Nome board members sitting at desks inside of a room

During a recent Nome School Board work session, the focus was on the latest attendance and graduation rates, which are below the goal line. The Board was also notified of a five-year literacy grant that will benefit Nome Public Schools.

The attendance rates were in a report card to the public that can be found on the Department of Education’s website. Nome Superintendent Jamie Burgess explains what else can be found in this report.

“There’s information about attendance, graduation, and drop out rates. There’s information from the Civil Rights Data Collection […] to look at disparities in how our different ethnic populations, and special populations, such as special education, low-income, etc., are treated by the school system.”

– Jamie Burgess

Nome’s dropout rate is about 5% across all demographics. According to the department’s report card, students who are “English Learners” were the most likely to drop out, with a rate of 16%. It is unclear how the report card measured the homeless student group, but that population is listed as having a 25% dropout rate.

The least likely to dropout were multiple subgroups of students including African Americans and the Asian/Pacific Islander population, with a 0% dropout rate. That subgroup also had the highest attendance rate at 95%.

While the total attendance rate from 2018-2019 was 89%, which Burgess says is only 6% short of the school district’s target, graduation rates are not as close to their goal.

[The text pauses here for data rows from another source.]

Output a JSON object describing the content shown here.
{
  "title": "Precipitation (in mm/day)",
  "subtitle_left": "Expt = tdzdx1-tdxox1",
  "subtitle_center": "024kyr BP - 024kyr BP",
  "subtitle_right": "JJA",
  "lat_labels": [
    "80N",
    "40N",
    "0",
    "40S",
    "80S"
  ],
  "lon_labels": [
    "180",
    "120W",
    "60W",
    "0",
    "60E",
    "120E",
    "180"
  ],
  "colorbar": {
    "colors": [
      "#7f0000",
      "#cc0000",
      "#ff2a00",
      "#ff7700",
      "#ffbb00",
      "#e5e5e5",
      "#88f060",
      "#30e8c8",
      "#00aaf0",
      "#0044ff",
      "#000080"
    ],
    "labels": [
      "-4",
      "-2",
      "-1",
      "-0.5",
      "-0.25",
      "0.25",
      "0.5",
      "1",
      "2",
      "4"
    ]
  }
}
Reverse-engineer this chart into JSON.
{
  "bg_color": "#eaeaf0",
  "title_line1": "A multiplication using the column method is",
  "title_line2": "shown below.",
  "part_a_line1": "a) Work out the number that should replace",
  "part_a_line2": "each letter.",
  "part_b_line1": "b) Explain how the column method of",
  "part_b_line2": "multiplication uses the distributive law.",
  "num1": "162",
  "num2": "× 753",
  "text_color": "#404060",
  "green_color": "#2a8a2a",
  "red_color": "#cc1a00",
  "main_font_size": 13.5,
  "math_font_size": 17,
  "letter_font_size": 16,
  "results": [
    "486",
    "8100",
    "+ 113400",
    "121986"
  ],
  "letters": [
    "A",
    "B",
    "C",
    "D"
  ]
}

“Our graduation rate: 78% of students for last year.”

– Jamie Burgess

While these numbers may be lower than desired, Nome Elementary Principal, Elizabeth Korenek-Johnson, relayed some good news.

“The grant (we) received, $20.7 million from the U.S. Department of Education, that is going to be shared out over the next five years, so this is year one. In year one you can see it’s a little bit higher than the following four years.”

– Elizabeth Korenek-Johnson

Korenek-Johnson went on to say that this grant will help educators stop simply “admiring the issue” and move to fix it. The grant in question promotes literacy and Korenek-Johnson says that NPS applied for it late last year.

“These are some goals: early intervention in literacy, students reading on grade level by the end of third grade – which we know is critical – and increasing our overall reading proficiency in the state.”

– Elizabeth Korenek-Johnson

The Promoting and Achieving Well-read Students grant, or P.A.W.S. for Literacy, will go into effect at the start of the next school year.

The next Nome School Board of Education meeting will be on March 10th at 5:30pm.

Image at top: Members of the Nome School Board during a work session in February, 2020. Photo from Joe Coleman, KNOM (2020).